Она ушла… Единственный и самый дорогой человек на всем белом свете, понимавший меня так, как никто и никогда больше не понимал. Мама…
Свет, исходивший от нее, от ее улыбки и глаз, от ее слов, касался меня, и я купалась в его тепле и ласке. Ее красота завораживала, ум заставлял гордиться, и моя любовь была безгранична, беспредельна, сильна и огромна, как океан, несущий свои волны земным материкам. Я слишком любила ее, и мир существовал для меня, потому что она была рядом. Даже окружающие люди ничего не значили для меня, потому что значение имела только она. Мнения и слова других людей обтекали меня с двух сторон, не затрагивая ни души, ни тела, потому что только она владела моей душой и только ее мнение являлось истинным.
Эта смерть потрясла меня до самых отдаленных глубин моего сознания и мой мир, казавшийся прежде незыблемым и вечным, рухнул навсегда. Боль сожгла меня и нанесла рану, от которой я так и не оправилась. Сердце мое застыло и я не понимала, почему окружающий меня мир не умер вместе с ней. Почему она мертва, а солнце светит все так же? Почему небо ничуть не изменилось, а птицы продолжают петь и радоваться жизни? Даже похоронив ее, я не могла до конца поверить в то, что больше ее не увижу. И моя душа не в силах была сопротивляться чувству вины.
Так смерть впервые вошла в мою жизнь. Боль впервые обожгла мое сердце и оно покрылось непроницаемым панцирем, защищающим меня от воздействия внешнего мира.
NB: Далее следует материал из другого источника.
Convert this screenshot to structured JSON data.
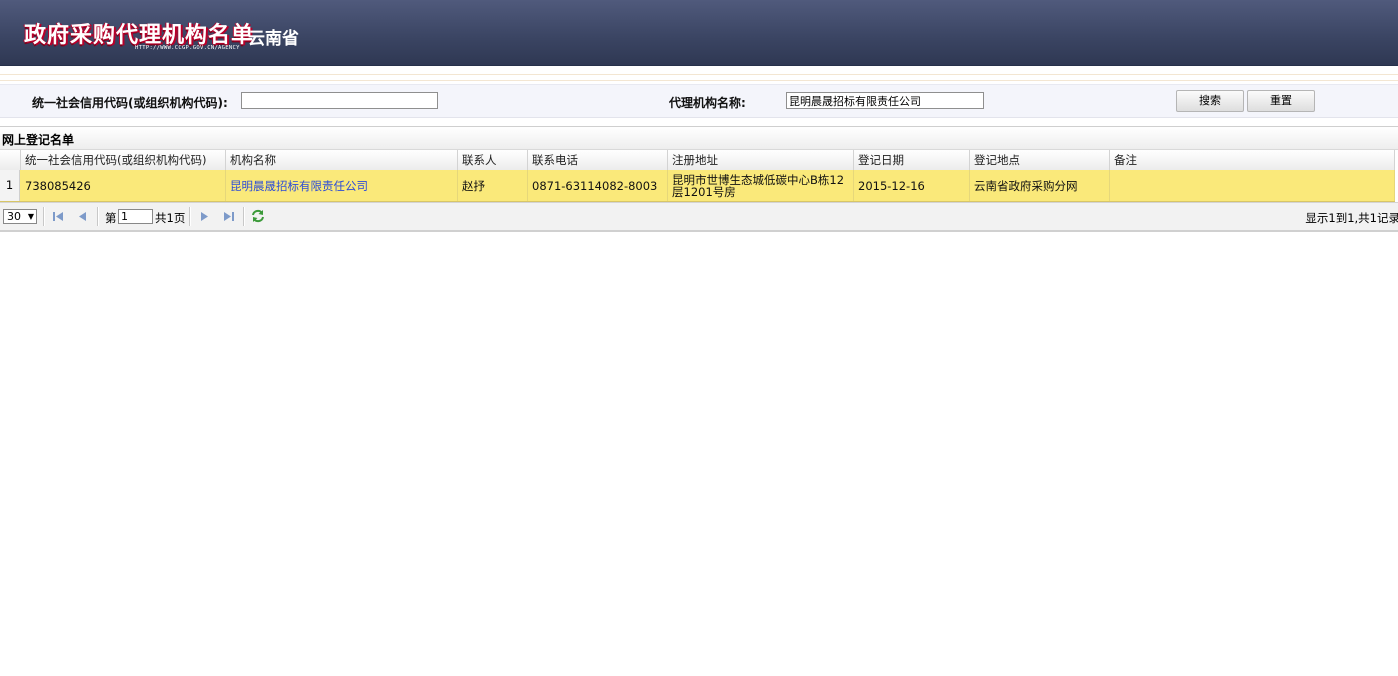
{
  "header": {
    "title": "政府采购代理机构名单",
    "url": "HTTP://WWW.CCGP.GOV.CN/AGENCY",
    "province": "云南省"
  },
  "search": {
    "code_label": "统一社会信用代码(或组织机构代码):",
    "code_value": "",
    "name_label": "代理机构名称:",
    "name_value": "昆明晨晟招标有限责任公司",
    "search_button": "搜索",
    "reset_button": "重置"
  },
  "panel": {
    "title": "网上登记名单"
  },
  "grid": {
    "columns": [
      "统一社会信用代码(或组织机构代码)",
      "机构名称",
      "联系人",
      "联系电话",
      "注册地址",
      "登记日期",
      "登记地点",
      "备注"
    ],
    "rows": [
      {
        "index": "1",
        "code": "738085426",
        "name": "昆明晨晟招标有限责任公司",
        "contact": "赵抒",
        "phone": "0871-63114082-8003",
        "address": "昆明市世博生态城低碳中心B栋12层1201号房",
        "date": "2015-12-16",
        "location": "云南省政府采购分网",
        "note": ""
      }
    ]
  },
  "pager": {
    "page_size": "30",
    "page_prefix": "第",
    "page_value": "1",
    "page_suffix": "共1页",
    "info": "显示1到1,共1记录"
  },
  "colors": {
    "header_bg": "#3a4462",
    "selected_row": "#fae97a",
    "link": "#2b4bd8",
    "logo_shadow": "#b8002a"
  }
}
Сам инстинкт самосохранения заставил мое сердце укрепить броню, опасаясь, что следующих атак оно просто не выдержит. Мое сердце не могло исцелиться. Его раны не просто кровоточили, они были обнажены, и броня была единственным способом скрыть эти раны даже от меня.
Я перестала чувствовать, перестала смеяться и плакать, и не нуждалась в собственном сердце. Время застыло, словно каждый раз наступавшее утро мгновенно сливалось с днем и оканчивалось ночью. Я равнодушно провожала каждый день своей жизни и встречала очередную ночь без сновидений и грез. Бесстрастно взирая на людей, ощущала, как чужды мне их эмоции, и меня не задевали их радости и невзгоды. Я не чувствовала ни ярости, ни гнева, ни раздражения, а грубость и глупость не вызывали никакой ответной реакции. Лишь равнодушие, как ленивая змея, неторопливо заползало на сердце, обвивая его, и зевая от полного безразличия.